Walter Tevis

James Sallis is crazy about Walter Tevis, a native San Franciscan, pointing out that by Tevis’s own admission, The Man Who Fell to Earth is “a very disguised autobiography.” The now famous book had been rejected multiple times by publishers, despite Tevis’s remarkable success with The Hustler. Here’s an audio interview with Tevis from 1983 just before his death. And last August, Bookslut’s Michael Schaub took a look at The Queen’s Gambit. And back in 1999, both The Hustler and The Man Who Fell to Earth were named by Jonathan Lethem as two examples of great novels overshadowed by their film adaptations


  1. Ahem — we also like to lay claim to Walter Tevis, who was in fact a genius, here in Kentucky. He was born in San Francisco and lived there until he was 10 or 11, then moved back to Kentucky for a good, long while (and is buried in Richmond, Kentucky).
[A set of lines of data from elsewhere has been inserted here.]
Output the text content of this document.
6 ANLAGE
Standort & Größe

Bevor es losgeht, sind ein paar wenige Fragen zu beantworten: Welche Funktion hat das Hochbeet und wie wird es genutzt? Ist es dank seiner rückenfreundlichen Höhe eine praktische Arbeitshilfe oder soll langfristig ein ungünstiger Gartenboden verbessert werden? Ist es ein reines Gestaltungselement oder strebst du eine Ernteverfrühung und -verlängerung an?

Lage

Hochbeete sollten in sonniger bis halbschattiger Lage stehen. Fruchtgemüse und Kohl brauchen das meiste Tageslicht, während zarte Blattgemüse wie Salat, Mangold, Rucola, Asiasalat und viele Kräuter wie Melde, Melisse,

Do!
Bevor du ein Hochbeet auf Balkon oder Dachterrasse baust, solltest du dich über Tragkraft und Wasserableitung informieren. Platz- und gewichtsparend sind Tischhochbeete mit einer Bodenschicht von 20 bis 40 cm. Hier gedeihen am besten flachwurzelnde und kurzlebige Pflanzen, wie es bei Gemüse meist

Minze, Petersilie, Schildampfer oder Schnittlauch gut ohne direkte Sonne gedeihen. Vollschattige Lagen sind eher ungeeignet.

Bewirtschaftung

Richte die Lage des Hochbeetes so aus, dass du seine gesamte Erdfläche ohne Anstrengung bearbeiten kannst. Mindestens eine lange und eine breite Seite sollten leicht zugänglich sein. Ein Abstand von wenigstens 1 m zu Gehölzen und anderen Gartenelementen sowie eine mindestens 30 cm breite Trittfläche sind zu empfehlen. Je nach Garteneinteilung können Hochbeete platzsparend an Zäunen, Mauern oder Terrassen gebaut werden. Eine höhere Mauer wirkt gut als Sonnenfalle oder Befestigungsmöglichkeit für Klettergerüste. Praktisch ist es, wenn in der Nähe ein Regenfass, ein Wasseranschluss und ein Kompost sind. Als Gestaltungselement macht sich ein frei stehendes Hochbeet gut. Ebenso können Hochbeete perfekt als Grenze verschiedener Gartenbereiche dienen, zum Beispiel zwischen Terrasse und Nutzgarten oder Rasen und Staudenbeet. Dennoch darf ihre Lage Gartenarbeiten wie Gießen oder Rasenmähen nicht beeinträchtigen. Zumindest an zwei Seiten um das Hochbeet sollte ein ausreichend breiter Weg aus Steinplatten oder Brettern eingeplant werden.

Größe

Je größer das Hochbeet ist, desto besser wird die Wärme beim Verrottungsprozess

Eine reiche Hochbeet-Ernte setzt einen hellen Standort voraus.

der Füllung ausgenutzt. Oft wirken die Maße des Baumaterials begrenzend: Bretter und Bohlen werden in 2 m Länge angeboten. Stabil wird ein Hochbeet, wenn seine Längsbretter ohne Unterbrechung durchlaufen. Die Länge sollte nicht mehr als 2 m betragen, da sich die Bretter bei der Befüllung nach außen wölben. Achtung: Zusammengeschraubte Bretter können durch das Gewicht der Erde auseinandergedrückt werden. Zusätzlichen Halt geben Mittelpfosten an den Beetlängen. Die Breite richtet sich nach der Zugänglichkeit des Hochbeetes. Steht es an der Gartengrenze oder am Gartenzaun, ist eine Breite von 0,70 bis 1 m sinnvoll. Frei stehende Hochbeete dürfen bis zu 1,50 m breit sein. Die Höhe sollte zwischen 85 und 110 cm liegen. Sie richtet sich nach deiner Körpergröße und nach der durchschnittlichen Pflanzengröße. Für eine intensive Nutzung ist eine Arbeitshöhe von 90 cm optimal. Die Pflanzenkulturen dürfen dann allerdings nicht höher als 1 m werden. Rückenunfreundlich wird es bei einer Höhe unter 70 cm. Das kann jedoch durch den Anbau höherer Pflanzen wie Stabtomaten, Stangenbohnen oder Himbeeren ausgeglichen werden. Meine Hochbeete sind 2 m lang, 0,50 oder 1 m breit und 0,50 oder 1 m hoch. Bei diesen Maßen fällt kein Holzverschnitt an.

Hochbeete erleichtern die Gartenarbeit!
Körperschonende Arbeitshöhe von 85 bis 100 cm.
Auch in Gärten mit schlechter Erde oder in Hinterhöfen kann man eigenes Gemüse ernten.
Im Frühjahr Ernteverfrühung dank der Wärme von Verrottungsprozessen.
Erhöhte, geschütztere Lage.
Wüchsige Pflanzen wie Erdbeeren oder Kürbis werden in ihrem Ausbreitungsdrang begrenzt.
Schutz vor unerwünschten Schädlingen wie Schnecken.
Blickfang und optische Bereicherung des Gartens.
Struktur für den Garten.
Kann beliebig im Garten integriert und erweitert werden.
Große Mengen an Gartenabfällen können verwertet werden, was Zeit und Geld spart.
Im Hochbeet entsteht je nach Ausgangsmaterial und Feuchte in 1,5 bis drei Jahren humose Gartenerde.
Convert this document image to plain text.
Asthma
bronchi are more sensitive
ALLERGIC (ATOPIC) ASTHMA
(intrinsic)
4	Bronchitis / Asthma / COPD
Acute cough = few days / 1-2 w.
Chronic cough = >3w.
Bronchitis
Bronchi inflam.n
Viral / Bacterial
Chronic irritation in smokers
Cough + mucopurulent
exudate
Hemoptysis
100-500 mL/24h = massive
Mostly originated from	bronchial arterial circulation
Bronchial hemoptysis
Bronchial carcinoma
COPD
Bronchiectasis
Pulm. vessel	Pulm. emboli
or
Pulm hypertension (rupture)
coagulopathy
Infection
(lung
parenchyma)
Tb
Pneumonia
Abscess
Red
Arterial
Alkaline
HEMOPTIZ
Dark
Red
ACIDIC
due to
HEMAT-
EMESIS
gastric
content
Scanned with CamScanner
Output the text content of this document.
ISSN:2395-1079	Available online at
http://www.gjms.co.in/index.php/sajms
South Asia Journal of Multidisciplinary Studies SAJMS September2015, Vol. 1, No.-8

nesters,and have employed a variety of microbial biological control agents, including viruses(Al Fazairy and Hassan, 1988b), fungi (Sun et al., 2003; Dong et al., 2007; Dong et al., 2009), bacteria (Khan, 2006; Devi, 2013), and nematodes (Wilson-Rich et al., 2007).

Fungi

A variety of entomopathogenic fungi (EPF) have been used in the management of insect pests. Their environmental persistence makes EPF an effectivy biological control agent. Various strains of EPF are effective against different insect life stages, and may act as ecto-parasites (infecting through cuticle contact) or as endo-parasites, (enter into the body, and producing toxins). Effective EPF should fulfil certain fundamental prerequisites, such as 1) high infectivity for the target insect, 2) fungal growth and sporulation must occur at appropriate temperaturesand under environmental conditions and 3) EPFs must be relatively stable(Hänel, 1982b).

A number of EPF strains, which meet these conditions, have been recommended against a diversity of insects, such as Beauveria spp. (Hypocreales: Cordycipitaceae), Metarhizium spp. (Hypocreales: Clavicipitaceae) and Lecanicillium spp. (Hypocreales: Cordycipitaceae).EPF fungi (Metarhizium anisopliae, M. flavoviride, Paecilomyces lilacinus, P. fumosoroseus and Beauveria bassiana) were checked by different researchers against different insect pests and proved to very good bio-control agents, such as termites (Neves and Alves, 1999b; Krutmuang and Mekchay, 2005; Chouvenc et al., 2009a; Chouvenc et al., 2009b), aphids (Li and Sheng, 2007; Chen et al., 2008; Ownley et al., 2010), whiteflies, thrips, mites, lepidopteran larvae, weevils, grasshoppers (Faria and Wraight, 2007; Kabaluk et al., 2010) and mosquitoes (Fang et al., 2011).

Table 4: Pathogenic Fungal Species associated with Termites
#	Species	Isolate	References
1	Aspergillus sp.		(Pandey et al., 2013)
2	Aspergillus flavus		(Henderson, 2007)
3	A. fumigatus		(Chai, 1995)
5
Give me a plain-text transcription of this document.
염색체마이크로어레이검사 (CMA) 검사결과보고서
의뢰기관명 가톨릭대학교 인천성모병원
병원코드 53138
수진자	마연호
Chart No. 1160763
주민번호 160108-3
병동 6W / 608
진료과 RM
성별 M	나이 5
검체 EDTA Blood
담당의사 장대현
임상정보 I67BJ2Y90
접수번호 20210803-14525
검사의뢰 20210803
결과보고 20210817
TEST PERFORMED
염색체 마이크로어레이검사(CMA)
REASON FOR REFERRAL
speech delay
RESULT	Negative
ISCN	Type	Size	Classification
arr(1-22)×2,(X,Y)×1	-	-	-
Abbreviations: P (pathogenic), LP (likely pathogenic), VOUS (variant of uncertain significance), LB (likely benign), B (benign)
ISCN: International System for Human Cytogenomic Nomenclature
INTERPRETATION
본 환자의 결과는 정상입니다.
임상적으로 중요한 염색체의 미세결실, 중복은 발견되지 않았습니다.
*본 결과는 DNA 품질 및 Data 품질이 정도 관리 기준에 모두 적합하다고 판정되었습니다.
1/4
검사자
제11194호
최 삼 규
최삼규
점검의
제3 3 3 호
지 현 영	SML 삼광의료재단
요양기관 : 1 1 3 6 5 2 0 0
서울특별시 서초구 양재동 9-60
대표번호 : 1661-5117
Some people who knew him would probably describe him as a New Yorker, since that’s where he ultimately chose to live and die. This business of what place writers belong to is fascinating to me (because so much of it is bullshit, but irrestible bullshit).

    Anyway, Tevis’ SF novels have been back in print for a few years now in quite nice editions. MOCKINGBIRD is completely brilliant — in fact, pair it with Sean Stewart’s MOCKINGBIRD and I’m not sure you can have a bad book named MOCKINGBIRD. And THE MAN WHO FELL TO EARTH is quite, quite wonderful. Hell, all his SF books are wonderful; oddly, I’ve yet to read the poker books.

    Anyway, after publishing THE HUSTLER and THE MAN WHO FELL TO EARTH:

    After the success of these two novels, Tevis began drinking heavily and became an alcoholic. This led to a seventeen-year gap in his writing career (Williams 1). He quit drinking in 1975 and moved to New York in 1978 (Ellis, “Kentucky”). From 1979 to 1983, Tevis published four books including Mockingbird in 1980, Far From Home in 1981, and Steps of the Sun and The Queen’s Gambit in 1983. Tevis died of lung cancer in 1984 at the age of 56 (Ellis, “Kentucky”).

    Those four books in that amount of time. Amazing.

    James Sallis ain’t no slouch himself.